Numeric types: checked against valid_min and valid_max
Keys: checked against a code table
Datetime and string: validated using simple validators
Explicit boolean literals (“True”/”False”) override column validation

Parameters:

data (pd.DataFrame) – Input data to validate.
imodel (str) – Name of the internal data model, e.g., ‘icoads_r300_d704’.
ext_table_path (str, optional) – Path to external code tables for validation.
attributes (dict[str, dict]) – Dictionary of column attributes (e.g., type, valid ranges, codetable).
disables (list[str], optional) – Columns to skip during validation.

Return type:

DataFrame | None

Returns:

pd.DataFrame – Boolean mask of the same shape as data. True indicates a valid entry.

cdm_reader_mapper.mdf_reader.utils.validators.validate_codes(series, code_table, column_type)[source]¶

Validate that entries in a pandas Series exist in a provided code table.

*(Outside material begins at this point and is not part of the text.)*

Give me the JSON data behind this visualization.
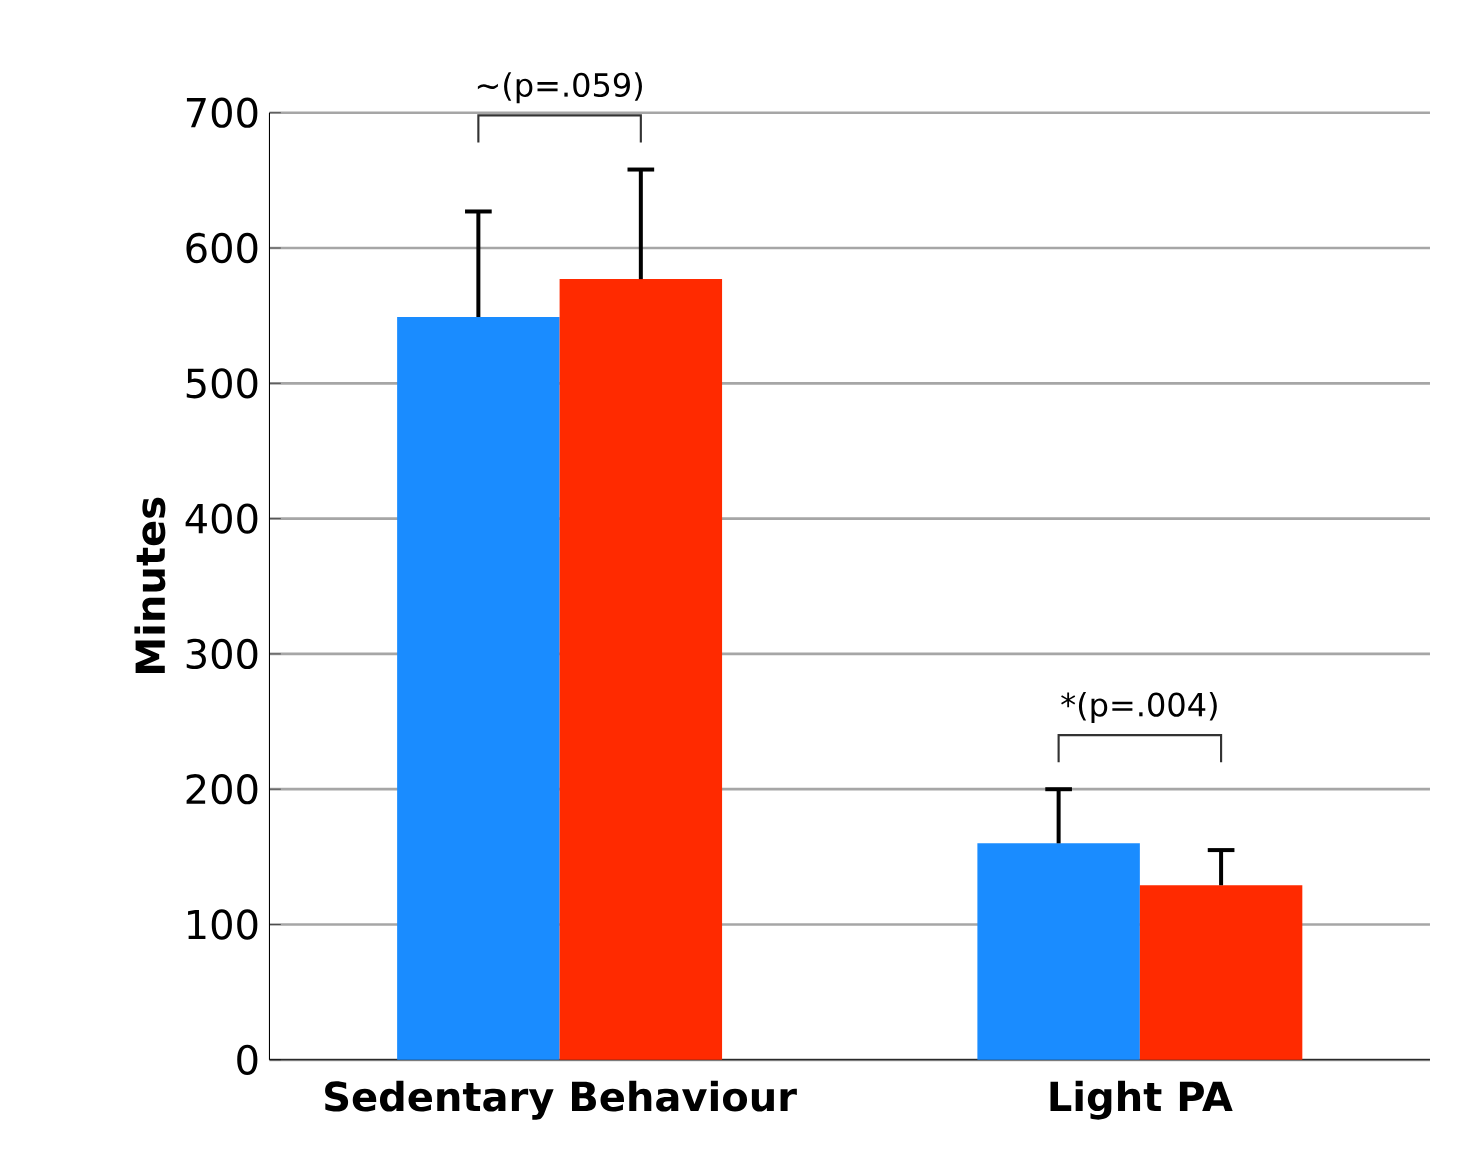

Missing values are treated as valid.

Parameters:

series (pd.Series) – Series of object values to validate.
code_table (iterable) – Allowed codes for validation.
column_type (str) – Column type for dtype lookup (via properties.pandas_dtypes).

Return type:

Series

Returns:

pd.Series – Boolean Series indicating valid entries.

cdm_reader_mapper.mdf_reader.utils.validators.validate_datetime(series)[source]¶

Validate that entries in a pandas Series can be converted to datetime.

Missing values are treated as valid.

Parameters:: series (pd.Series) – Series of object values to validate.
Return type:: Series
Returns:: pd.Series – Boolean Series indicating valid entries.

cdm_reader_mapper.mdf_reader.utils.validators.validate_numeric(series, valid_min, valid_max)[source]¶

Validate that entries in a pandas Series are numeric and within a range.

Converts boolean-like strings to bools.
Invalid or missing values are marked as False unless missing (NaN).

Parameters:

series (pd.Series) – Series of object values to validate.
valid_min (float) – Minimum valid value.
valid_max (float) – Maximum valid value.

Return type:

Series

Returns:

pd.Series – Boolean Series indicating valid entries.

cdm_reader_mapper.mdf_reader.utils.validators.validate_str(series)[source]¶

Validate that entries in a pandas Series are strings.

Currently all values are treated as valid.

Parameters:: series (pd.Series) – Series of object values to validate.
Return type:: Series
Returns:: pd.Series – Boolean Series with all True.